Fig. 3. Molecular pathology of chronic wounds

Illustrations show molecular and cellular mechanisms that are impaired in chronic wounds. (A) Chronic wounds show hyperproliferative and nonmigratory epidermis, unresolved inflammation, presence of infection, and biofilm formation. Although there is an increase in inflammatory cells (neutrophils and macrophages), not all are properly functioning. Uncontrolled proteases interfere with essential repair mechanisms. Some fibroblasts become senescent. In chronic wounds, there is a reduction of angiogenesis, stem cell recruitment and activation, and ECM remodeling compared with normal wound healing (Fig. 2). (B) Histologies representing characteristics of a diabetic foot (DFU), venous stasis (VLU), and pressure ulcers. Although different in etiology, these chronic wounds show common cellular features depicted in (A): H, hyperproliferative epidermis; F, fibrosis; I, increased cellular infiltrate (inflammation).

Fig. 4. Mechanisms and models of repair and regeneration are conserved

Activation of the immune response, angiogenesis, innervation, epithelialization, and scar formation are fundamental repair processes and are conserved between human (center, abdominal wound) and other multicellular organisms, which offer particular advantages for experimental investigation. Drosophila are highly genetically tractable and at embryonic stages are translucent, enabling live imaging of wound reepithelialization. This laser-wounded Drosophila embryo is expressing green fluorescent protein (GFP):actin (green) that reveals the cytoskeletal machineries of leading-edge epithelial cells in real time (arrows, actin cable; asterisks, filopodia). Zebrafish larvae are also translucent and have been used to investigate the dynamics of the wound inflammatory response in transgenic fish, such as this wounded fish expressing GFP: neutrophils (green) and red fluorescent protein (RFP):macrophages (red) to show how leukocytes are recruited to a wound (circled). The chick is a lesser used model, but has the advantage of easy accessibility during embryonic stages (in ovo, rather than in utero). A silver-stained section from a chick-limb wound reveals the cutaneous hyperinnervation (asterisks) triggered by wounding; the wound site is marked by carbon black particles (arrows). Rodents are the most frequently used models for wound healing studies despite having looser skin than humans. A hematoxylin and eosin (H&E)–stained section of a 3-day excisional wound on the dorsum of a mouse reveals the stage when a scab is still present (asterisks) and the inflammatory response apparent beneath the almost repaired epithelium (arrowheads) as it migrates at the interface between scab and granulation tissue.

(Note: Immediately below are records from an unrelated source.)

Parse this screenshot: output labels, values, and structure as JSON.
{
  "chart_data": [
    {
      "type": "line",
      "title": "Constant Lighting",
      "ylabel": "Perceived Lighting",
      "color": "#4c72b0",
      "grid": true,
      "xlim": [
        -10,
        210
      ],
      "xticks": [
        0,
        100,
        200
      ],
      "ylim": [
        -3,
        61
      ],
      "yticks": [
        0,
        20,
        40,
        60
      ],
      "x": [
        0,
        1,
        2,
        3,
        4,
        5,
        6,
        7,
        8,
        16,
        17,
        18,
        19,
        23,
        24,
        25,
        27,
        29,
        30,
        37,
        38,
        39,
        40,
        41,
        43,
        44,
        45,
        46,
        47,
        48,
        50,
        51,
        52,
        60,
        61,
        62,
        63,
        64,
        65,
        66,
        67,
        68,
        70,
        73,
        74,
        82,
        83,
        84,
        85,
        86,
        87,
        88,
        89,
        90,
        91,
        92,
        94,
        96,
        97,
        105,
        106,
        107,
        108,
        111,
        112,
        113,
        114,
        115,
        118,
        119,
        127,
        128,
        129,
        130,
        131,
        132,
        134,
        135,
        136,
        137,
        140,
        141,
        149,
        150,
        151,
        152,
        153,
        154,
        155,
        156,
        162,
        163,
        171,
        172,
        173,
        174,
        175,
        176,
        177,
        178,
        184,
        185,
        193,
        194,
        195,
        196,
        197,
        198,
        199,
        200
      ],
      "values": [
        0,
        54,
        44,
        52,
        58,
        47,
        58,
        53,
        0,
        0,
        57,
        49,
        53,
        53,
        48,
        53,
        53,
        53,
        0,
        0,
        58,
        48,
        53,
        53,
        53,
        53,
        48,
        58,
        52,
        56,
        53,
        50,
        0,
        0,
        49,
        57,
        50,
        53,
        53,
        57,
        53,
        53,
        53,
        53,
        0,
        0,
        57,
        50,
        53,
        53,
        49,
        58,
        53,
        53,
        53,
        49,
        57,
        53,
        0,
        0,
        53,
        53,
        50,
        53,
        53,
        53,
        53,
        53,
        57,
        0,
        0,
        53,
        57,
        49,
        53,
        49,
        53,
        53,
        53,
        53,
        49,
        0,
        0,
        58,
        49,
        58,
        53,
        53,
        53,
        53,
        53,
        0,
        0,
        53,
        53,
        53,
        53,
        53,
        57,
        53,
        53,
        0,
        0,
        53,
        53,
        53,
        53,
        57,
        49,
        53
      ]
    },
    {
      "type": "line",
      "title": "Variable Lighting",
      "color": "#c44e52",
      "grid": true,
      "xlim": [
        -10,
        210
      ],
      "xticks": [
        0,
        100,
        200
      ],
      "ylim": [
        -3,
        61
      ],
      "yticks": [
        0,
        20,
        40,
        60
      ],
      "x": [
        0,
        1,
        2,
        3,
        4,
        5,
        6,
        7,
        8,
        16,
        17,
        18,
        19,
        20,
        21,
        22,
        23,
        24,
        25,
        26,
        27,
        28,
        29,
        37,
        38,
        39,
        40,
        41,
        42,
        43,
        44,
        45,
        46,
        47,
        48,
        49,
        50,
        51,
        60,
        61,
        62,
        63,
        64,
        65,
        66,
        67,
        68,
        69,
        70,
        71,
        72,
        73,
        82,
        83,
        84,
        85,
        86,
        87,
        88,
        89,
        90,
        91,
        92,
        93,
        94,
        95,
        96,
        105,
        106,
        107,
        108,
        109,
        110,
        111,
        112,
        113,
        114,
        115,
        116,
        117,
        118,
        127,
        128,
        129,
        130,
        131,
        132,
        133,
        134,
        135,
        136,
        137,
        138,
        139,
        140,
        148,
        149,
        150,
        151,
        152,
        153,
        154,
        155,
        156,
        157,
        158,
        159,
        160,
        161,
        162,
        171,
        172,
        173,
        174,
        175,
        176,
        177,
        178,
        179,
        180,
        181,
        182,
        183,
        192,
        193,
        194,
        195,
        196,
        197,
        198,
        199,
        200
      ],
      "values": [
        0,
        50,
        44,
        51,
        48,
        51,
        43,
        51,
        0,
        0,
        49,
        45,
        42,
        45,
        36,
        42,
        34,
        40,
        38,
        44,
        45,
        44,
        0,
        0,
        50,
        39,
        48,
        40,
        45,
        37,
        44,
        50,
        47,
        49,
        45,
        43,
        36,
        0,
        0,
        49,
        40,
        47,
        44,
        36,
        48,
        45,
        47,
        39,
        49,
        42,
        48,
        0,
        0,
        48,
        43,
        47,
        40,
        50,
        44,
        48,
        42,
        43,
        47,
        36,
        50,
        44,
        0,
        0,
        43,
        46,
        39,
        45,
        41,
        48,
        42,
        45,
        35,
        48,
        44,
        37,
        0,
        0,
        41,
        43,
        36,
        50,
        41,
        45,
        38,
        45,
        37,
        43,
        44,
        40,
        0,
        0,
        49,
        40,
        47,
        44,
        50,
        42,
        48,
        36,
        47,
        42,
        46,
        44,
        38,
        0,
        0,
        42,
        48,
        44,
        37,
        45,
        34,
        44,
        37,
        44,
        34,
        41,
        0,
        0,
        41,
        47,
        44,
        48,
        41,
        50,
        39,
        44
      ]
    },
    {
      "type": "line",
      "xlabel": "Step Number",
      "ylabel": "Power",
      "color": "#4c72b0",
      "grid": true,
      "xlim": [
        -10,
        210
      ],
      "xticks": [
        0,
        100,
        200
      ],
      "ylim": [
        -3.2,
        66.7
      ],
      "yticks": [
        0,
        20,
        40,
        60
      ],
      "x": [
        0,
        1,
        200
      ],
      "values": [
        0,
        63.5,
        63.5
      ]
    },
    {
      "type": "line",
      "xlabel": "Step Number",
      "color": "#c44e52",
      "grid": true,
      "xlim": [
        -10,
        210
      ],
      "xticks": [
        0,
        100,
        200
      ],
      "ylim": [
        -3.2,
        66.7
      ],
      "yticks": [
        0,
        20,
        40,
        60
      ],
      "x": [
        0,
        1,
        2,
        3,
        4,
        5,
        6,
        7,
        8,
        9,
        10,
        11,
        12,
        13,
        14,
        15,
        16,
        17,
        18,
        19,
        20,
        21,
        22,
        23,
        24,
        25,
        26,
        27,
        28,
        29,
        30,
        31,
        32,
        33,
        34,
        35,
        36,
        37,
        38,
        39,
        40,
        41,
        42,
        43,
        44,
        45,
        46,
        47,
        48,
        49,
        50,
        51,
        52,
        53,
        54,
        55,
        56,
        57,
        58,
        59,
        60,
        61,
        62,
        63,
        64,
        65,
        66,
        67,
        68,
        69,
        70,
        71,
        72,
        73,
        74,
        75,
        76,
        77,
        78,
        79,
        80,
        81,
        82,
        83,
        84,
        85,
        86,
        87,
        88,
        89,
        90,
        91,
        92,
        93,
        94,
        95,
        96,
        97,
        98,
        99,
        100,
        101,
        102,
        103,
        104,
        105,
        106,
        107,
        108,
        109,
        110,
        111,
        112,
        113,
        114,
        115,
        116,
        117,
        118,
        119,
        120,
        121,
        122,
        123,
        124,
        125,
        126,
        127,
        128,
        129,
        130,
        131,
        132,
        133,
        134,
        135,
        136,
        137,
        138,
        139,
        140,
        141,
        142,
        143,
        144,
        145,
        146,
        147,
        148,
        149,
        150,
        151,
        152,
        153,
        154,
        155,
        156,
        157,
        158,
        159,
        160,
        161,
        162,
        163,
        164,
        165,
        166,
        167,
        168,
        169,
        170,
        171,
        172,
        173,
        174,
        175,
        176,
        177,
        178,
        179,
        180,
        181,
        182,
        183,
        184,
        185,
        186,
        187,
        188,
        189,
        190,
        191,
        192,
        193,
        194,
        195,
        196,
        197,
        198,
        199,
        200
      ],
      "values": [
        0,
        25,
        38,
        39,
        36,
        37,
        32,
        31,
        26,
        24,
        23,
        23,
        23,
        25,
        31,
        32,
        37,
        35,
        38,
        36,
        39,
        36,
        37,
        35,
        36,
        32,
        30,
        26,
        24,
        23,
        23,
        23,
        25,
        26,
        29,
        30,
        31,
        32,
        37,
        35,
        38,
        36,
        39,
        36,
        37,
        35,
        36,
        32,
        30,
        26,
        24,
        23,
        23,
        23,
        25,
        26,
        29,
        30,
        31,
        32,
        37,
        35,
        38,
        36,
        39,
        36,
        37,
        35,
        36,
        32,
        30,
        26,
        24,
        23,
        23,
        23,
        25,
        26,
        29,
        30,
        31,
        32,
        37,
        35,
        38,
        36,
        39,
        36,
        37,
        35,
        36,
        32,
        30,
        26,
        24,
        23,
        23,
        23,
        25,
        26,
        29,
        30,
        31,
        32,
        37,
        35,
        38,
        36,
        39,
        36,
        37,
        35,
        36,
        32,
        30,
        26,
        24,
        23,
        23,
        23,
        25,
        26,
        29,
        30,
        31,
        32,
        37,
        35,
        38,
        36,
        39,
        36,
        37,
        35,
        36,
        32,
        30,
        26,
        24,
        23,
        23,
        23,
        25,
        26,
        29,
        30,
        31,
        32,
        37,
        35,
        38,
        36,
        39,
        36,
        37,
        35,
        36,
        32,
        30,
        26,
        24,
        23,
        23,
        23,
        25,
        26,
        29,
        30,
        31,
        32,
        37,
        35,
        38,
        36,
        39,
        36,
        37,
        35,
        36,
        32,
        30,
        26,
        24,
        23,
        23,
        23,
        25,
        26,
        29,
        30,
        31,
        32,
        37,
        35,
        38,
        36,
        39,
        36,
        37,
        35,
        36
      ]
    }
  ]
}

Fig. 5. Human chronic wounds as a research resource

(A) Various types of biological materials can be collected from a chronic wound, including wound fluids, swabs, and tissue specimens. These fluids, cells, and tissues can support cellular and molecular analyses to better understand the chronic wound pathology and to identify biomarkers of wound healing and impairment. (B) Example analyses using tissue specimens. Genomic profiling and immunohistochemistry revealed distinct profiles of healing capacity. A biomarker of a healing phenotype, decreased nuclear β-catenin, has been identified in human wounds (178). Such methods can be used to identify margin of debridement (red line).